Op 4 juli 1776 aanvaardde het congres van de opstandige kolonialen te Philadelphia The Declaration of Independence. Het gevolg was dat dertien Amerikaanse Staten zich afscheidden van hun moederland Groot-Brittannië. De onafhankelijkheidsverklaring bevatte enerzijds een aanklacht tegen het optreden van de Britse koning George III - de Declaration of Rights - en anderzijds de bevestiging dat de voormalige koloniën voortaan vrije, onafhankelijke staten zouden zijn.

Bijlages

vital_stichelbaut_filmtaak_the_patriot.pdf719.12 KB

Bronnen

  • Websites:

http://www.patriotresource.com: CUMMINGS, S. The Patriot Resource. 2000-2002.

geocities.com/tommay_e17/patriotaccuracy.html

  • Literatuur:

GLANCY (M.), 'The War of Independence in Feature Films: The Patriot (2000) and the 'special relationship' between Hollywood and Britain', Historical Journal of Film, Radio and Television, 2005, vol. 25(4), pp. 523-545.

PROVOOST (W.), The Patriot (onuitgegeven essay), Gent, UGent, 2003, 149p.

ROYSTER A.), A Revolutionary People at War.

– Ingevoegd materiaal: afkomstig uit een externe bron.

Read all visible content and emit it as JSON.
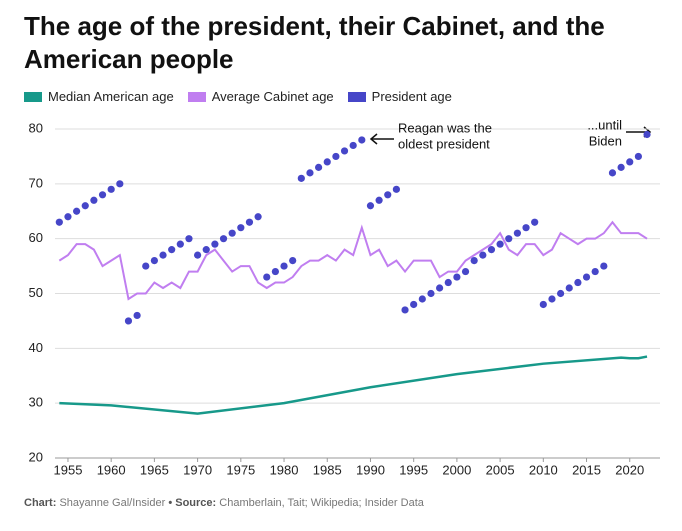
{
  "chart_data": {
    "type": "line",
    "title": "The age of the president, their Cabinet, and the American people",
    "xlim": [
      1953.5,
      2023.5
    ],
    "xticks": [
      1955,
      1960,
      1965,
      1970,
      1975,
      1980,
      1985,
      1990,
      1995,
      2000,
      2005,
      2010,
      2015,
      2020
    ],
    "ylim": [
      20,
      80
    ],
    "yticks": [
      20,
      30,
      40,
      50,
      60,
      70,
      80
    ],
    "grid": true,
    "series": [
      {
        "name": "Median American age",
        "color": "#17998a",
        "kind": "line",
        "x": [
          1954,
          1960,
          1970,
          1980,
          1990,
          2000,
          2010,
          2019,
          2020,
          2021,
          2022
        ],
        "values": [
          30,
          29.6,
          28.1,
          30,
          32.9,
          35.3,
          37.2,
          38.3,
          38.2,
          38.2,
          38.5
        ]
      },
      {
        "name": "Average Cabinet age",
        "color": "#c07ef0",
        "kind": "line",
        "x": [
          1954,
          1955,
          1956,
          1957,
          1958,
          1959,
          1960,
          1961,
          1962,
          1963,
          1964,
          1965,
          1966,
          1967,
          1968,
          1969,
          1970,
          1971,
          1972,
          1973,
          1974,
          1975,
          1976,
          1977,
          1978,
          1979,
          1980,
          1981,
          1982,
          1983,
          1984,
          1985,
          1986,
          1987,
          1988,
          1989,
          1990,
          1991,
          1992,
          1993,
          1994,
          1995,
          1996,
          1997,
          1998,
          1999,
          2000,
          2001,
          2002,
          2003,
          2004,
          2005,
          2006,
          2007,
          2008,
          2009,
          2010,
          2011,
          2012,
          2013,
          2014,
          2015,
          2016,
          2017,
          2018,
          2019,
          2020,
          2021,
          2022
        ],
        "values": [
          56,
          57,
          59,
          59,
          58,
          55,
          56,
          57,
          49,
          50,
          50,
          52,
          51,
          52,
          51,
          54,
          54,
          57,
          58,
          56,
          54,
          55,
          55,
          52,
          51,
          52,
          52,
          53,
          55,
          56,
          56,
          57,
          56,
          58,
          57,
          62,
          57,
          58,
          55,
          56,
          54,
          56,
          56,
          56,
          53,
          54,
          54,
          56,
          57,
          58,
          59,
          61,
          58,
          57,
          59,
          59,
          57,
          58,
          61,
          60,
          59,
          60,
          60,
          61,
          63,
          61,
          61,
          61,
          60
        ]
      },
      {
        "name": "President age",
        "color": "#4646c8",
        "kind": "dots",
        "x": [
          1954,
          1955,
          1956,
          1957,
          1958,
          1959,
          1960,
          1961,
          1962,
          1963,
          1964,
          1965,
          1966,
          1967,
          1968,
          1969,
          1970,
          1971,
          1972,
          1973,
          1974,
          1975,
          1976,
          1977,
          1978,
          1979,
          1980,
          1981,
          1982,
          1983,
          1984,
          1985,
          1986,
          1987,
          1988,
          1989,
          1990,
          1991,
          1992,
          1993,
          1994,
          1995,
          1996,
          1997,
          1998,
          1999,
          2000,
          2001,
          2002,
          2003,
          2004,
          2005,
          2006,
          2007,
          2008,
          2009,
          2010,
          2011,
          2012,
          2013,
          2014,
          2015,
          2016,
          2017,
          2018,
          2019,
          2020,
          2021,
          2022
        ],
        "values": [
          63,
          64,
          65,
          66,
          67,
          68,
          69,
          70,
          45,
          46,
          55,
          56,
          57,
          58,
          59,
          60,
          57,
          58,
          59,
          60,
          61,
          62,
          63,
          64,
          53,
          54,
          55,
          56,
          71,
          72,
          73,
          74,
          75,
          76,
          77,
          78,
          66,
          67,
          68,
          69,
          47,
          48,
          49,
          50,
          51,
          52,
          53,
          54,
          56,
          57,
          58,
          59,
          60,
          61,
          62,
          63,
          48,
          49,
          50,
          51,
          52,
          53,
          54,
          55,
          72,
          73,
          74,
          75,
          79
        ]
      }
    ],
    "annotations": [
      [
        "Reagan was the",
        "oldest president"
      ],
      [
        "...until",
        "Biden"
      ]
    ],
    "footer": {
      "chart_label": "Chart:",
      "chart": "Shayanne Gal/Insider",
      "separator": "•",
      "source_label": "Source:",
      "source": "Chamberlain, Tait; Wikipedia; Insider Data"
    }
  }
}
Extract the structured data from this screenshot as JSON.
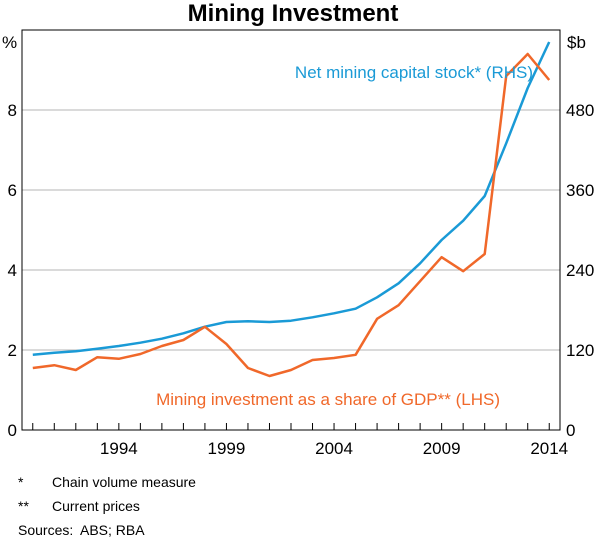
{
  "chart_data": {
    "type": "line",
    "title": "Mining Investment",
    "left_axis": {
      "unit": "%",
      "min": 0,
      "max": 10,
      "ticks": [
        0,
        2,
        4,
        6,
        8
      ]
    },
    "right_axis": {
      "unit": "$b",
      "min": 0,
      "max": 600,
      "ticks": [
        0,
        120,
        240,
        360,
        480
      ]
    },
    "x_axis": {
      "min": 1989.5,
      "max": 2014.5,
      "tick_labels": [
        1994,
        1999,
        2004,
        2009,
        2014
      ],
      "minor_ticks_every_year": true
    },
    "grid": true,
    "series": [
      {
        "name": "Net mining capital stock* (RHS)",
        "axis": "right",
        "color": "#1a9ad6",
        "x": [
          1990,
          1991,
          1992,
          1993,
          1994,
          1995,
          1996,
          1997,
          1998,
          1999,
          2000,
          2001,
          2002,
          2003,
          2004,
          2005,
          2006,
          2007,
          2008,
          2009,
          2010,
          2011,
          2012,
          2013,
          2014
        ],
        "values": [
          113,
          116,
          118,
          122,
          126,
          131,
          137,
          145,
          155,
          162,
          163,
          162,
          164,
          169,
          175,
          182,
          199,
          220,
          250,
          285,
          314,
          351,
          430,
          513,
          582
        ]
      },
      {
        "name": "Mining investment as a share of GDP** (LHS)",
        "axis": "left",
        "color": "#f0682a",
        "x": [
          1990,
          1991,
          1992,
          1993,
          1994,
          1995,
          1996,
          1997,
          1998,
          1999,
          2000,
          2001,
          2002,
          2003,
          2004,
          2005,
          2006,
          2007,
          2008,
          2009,
          2010,
          2011,
          2012,
          2013,
          2014
        ],
        "values": [
          1.55,
          1.62,
          1.5,
          1.82,
          1.78,
          1.9,
          2.1,
          2.25,
          2.58,
          2.15,
          1.55,
          1.35,
          1.5,
          1.75,
          1.8,
          1.88,
          2.78,
          3.12,
          3.72,
          4.32,
          3.97,
          4.4,
          8.85,
          9.4,
          8.75
        ]
      }
    ]
  },
  "footnotes": [
    {
      "mark": "*",
      "text": "Chain volume measure"
    },
    {
      "mark": "**",
      "text": "Current prices"
    }
  ],
  "sources": {
    "label": "Sources:",
    "text": "ABS; RBA"
  }
}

The Continental army and American character, 1775-1783, Chappel Hill, 1979.

The Patriot | Instituut voor publieksgeschiedenis (2024)

References

Top Articles
Latest Posts
Article information

Author: Domingo Moore

Last Updated:

Views: 5254

Rating: 4.2 / 5 (53 voted)

Reviews: 84% of readers found this page helpful

Author information

Name: Domingo Moore

Birthday: 1997-05-20

Address: 6485 Kohler Route, Antonioton, VT 77375-0299

Phone: +3213869077934

Job: Sales Analyst

Hobby: Kayaking, Roller skating, Cabaret, Rugby, Homebrewing, Creative writing, amateur radio

Introduction: My name is Domingo Moore, I am a attractive, gorgeous, funny, jolly, spotless, nice, fantastic person who loves writing and wants to share my knowledge and understanding with you.